Electric Vertical Take-off and Landing (eVTOL) start-up Vertical Aviation (MDB, San Antonio Int'l) has secured two major, albeit tentative, orders; from American Airlines (AA, Dallas/Fort Worth) for up to 250 VA-X4 aircraft and from lessor Avolon for up to 500 units, some of which have been earmarked for Virgin Atlantic (VS, London Heathrow).

The commitments could potentially be worth up to USD1 billion and USD2 billion respectively, although they both remain subject to undisclosed criteria before they can be finalised.

American Airlines said it would also invest USD25 million in Vertical Aviation through a private-investment-in-public-equity (PIPE) transaction. The carrier said its tentative commitment also includes options for 100 more VA-X4s but did not disclose an expected delivery or service entry timeline.

"Emerging technologies are critical in the race to reduce carbon emissions and we are excited to partner with Vertical to develop the next generation of electric aircraft,” Chief Financial Officer Derek Kerr said.

In turn, Avolon, which will potentially order the aircraft through its new unit Avolon-e, said that it expects deliveries to commence by the end of 2024. The lessor underlined it would be the XA-V4's global launch customer and that its commitment was split into a first batch of aircraft worth USD1.25 billion (which should translate to around 315 units) and then a subsequent batch of optioned aircraft valued at USD750 million (around 185 units). However, even the first batch has not yet been firmed and remains subject "to appropriate operating, delivery and business requirements being met".

At least some of Avolon's XA-V4s could be delivered to Virgin Atlantic, which is tentatively due to become the type's European launch operator.

"We pride ourselves on building enduring strategic partnerships and are thrilled to be working alongside Vertical in its mission to bring eVTOL travel to the UK," Chief Executive Shai Weiss said.

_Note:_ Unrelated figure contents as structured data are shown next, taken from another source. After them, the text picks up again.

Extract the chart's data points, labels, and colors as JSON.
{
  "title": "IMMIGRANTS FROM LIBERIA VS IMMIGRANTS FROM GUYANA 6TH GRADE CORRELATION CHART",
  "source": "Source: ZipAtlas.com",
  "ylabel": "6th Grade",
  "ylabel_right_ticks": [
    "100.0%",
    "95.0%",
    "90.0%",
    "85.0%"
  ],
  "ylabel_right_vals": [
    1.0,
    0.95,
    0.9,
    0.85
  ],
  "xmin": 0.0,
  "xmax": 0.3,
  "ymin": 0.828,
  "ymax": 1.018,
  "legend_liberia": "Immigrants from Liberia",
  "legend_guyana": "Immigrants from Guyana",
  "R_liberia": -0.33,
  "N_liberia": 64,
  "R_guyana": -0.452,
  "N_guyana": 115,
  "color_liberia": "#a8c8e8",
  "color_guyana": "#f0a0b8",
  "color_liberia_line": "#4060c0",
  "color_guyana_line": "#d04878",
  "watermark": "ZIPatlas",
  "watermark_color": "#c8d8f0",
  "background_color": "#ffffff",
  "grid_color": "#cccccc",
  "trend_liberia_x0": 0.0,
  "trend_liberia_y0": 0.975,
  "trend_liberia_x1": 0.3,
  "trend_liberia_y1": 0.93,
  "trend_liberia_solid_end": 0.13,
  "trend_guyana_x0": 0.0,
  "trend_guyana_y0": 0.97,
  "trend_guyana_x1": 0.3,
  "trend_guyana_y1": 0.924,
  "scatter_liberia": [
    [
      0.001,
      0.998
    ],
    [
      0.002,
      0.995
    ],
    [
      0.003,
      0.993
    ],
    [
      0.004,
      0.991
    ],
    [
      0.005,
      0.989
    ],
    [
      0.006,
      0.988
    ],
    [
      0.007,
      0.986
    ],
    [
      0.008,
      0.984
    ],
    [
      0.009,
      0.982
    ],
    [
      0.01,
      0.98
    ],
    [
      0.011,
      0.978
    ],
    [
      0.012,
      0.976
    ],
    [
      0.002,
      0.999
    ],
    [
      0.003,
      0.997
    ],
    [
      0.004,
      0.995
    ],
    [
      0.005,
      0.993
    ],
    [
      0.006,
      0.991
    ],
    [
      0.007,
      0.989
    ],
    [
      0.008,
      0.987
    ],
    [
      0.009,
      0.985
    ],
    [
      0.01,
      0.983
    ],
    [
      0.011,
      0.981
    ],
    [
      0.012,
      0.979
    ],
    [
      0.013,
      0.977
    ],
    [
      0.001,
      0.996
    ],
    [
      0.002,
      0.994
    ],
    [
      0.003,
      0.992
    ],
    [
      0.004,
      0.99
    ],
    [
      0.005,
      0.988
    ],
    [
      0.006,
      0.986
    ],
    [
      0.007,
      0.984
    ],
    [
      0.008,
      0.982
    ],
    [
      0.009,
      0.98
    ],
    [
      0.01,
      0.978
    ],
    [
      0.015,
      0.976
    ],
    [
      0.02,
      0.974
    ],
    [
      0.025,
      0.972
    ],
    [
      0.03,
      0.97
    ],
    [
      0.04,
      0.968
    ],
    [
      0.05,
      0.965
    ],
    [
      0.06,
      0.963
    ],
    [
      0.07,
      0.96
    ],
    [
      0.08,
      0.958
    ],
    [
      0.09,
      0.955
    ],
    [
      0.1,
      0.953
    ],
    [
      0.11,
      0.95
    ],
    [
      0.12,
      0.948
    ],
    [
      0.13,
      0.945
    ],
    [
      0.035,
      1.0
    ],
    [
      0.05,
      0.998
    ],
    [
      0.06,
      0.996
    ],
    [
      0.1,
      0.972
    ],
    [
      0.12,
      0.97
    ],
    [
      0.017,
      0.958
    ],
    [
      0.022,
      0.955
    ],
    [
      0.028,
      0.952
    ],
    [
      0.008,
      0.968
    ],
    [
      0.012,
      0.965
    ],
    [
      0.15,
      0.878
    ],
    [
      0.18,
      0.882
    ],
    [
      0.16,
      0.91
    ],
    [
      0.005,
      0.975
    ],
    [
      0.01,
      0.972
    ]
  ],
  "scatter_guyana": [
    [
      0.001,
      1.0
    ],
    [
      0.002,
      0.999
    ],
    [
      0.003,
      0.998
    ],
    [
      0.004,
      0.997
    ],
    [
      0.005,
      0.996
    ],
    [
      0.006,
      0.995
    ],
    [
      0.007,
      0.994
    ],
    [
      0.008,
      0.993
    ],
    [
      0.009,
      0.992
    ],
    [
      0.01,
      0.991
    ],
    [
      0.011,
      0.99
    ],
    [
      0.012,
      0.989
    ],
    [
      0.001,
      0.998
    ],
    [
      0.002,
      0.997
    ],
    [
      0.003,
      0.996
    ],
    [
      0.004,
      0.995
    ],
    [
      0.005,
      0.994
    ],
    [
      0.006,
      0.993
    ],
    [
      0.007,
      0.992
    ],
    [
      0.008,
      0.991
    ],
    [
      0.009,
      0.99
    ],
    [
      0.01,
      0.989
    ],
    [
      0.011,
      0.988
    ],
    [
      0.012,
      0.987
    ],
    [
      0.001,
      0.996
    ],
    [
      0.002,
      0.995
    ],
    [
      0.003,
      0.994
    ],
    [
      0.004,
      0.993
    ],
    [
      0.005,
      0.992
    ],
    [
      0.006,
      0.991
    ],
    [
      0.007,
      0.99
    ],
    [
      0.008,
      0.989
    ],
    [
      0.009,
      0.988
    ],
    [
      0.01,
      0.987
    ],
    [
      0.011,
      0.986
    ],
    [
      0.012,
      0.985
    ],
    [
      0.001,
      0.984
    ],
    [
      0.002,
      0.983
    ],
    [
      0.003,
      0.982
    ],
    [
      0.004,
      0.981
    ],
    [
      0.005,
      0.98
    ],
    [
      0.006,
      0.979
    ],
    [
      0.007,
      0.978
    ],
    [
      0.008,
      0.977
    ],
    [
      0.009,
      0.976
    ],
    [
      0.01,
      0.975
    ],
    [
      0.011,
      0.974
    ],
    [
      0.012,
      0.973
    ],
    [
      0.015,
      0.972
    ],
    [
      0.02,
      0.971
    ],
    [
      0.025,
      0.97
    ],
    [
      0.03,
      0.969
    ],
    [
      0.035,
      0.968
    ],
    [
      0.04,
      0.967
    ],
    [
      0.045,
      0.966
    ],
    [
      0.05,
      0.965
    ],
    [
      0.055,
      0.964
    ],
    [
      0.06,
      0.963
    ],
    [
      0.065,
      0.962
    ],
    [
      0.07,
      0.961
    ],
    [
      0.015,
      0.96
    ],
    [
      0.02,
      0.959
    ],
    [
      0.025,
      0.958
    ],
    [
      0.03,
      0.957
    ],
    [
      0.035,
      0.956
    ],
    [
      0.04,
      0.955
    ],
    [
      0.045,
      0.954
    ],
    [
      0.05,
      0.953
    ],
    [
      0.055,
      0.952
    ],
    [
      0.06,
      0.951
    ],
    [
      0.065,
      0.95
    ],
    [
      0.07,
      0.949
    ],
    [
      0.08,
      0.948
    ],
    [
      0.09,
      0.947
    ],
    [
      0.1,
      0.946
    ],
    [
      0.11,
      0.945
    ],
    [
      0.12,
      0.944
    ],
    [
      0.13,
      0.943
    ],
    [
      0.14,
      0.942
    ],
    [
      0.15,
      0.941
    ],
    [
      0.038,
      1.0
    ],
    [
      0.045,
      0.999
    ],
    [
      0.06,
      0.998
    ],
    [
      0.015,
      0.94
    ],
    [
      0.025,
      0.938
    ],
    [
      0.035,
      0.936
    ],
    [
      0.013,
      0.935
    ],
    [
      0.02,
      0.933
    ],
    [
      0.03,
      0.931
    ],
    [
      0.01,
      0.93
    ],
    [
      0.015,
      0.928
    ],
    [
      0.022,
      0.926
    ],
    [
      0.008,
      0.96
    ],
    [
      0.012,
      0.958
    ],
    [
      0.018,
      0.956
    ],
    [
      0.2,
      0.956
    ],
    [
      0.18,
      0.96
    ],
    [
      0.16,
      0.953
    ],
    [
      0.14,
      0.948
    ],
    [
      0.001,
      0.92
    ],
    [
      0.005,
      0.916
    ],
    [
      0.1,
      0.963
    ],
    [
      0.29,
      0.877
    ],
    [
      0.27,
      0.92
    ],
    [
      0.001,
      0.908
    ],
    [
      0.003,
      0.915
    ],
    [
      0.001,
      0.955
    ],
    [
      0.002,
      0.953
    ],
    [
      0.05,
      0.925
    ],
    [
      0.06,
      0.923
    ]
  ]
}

The carrier did not provide any details concerning the number of aircraft it would look to lease and the expected delivery timeline but said it was exploring using them for short-haul shuttles into its main hubs, such as London Gatwick, London Heathrow, and Manchester Int'l.

The XA-V4 is set to carry up to 4 passengers in addition to a pilot. It will be fully electric-powered and capable of travelling at over 200 miles per hour (322 kilometres per hour) with a range exceeding 100 miles (161 kilometres).

The newly announced commitments are the first announced deals between Vertical Aviation and potential customers, although the start-up had already secured funding from other corporate giants, including Microsoft and Honeywell.

The commitments join the rapidly expanding list of eVTOL aircraft commitments, although as of now, all announcements made are only tentative and subject to multiple conditions. No eVTOL aircraft has yet been certified.

The emerging technology has, nonetheless, attracted interest from both passenger and cargo airlines. Recently, UPS Flight Forward signed for up to 150 piloted eVTOLs from Vermont-based Beta Technologies, while United Airlines has invested in Archer Aviation and tentatively ordered up to 200 of its aircraft. A range of other carriers, including British Airways, Swiftair Cargo (Canada), and Finnair, have had their eyes on conventional regional aircraft powered by either electric or hydrogen engines.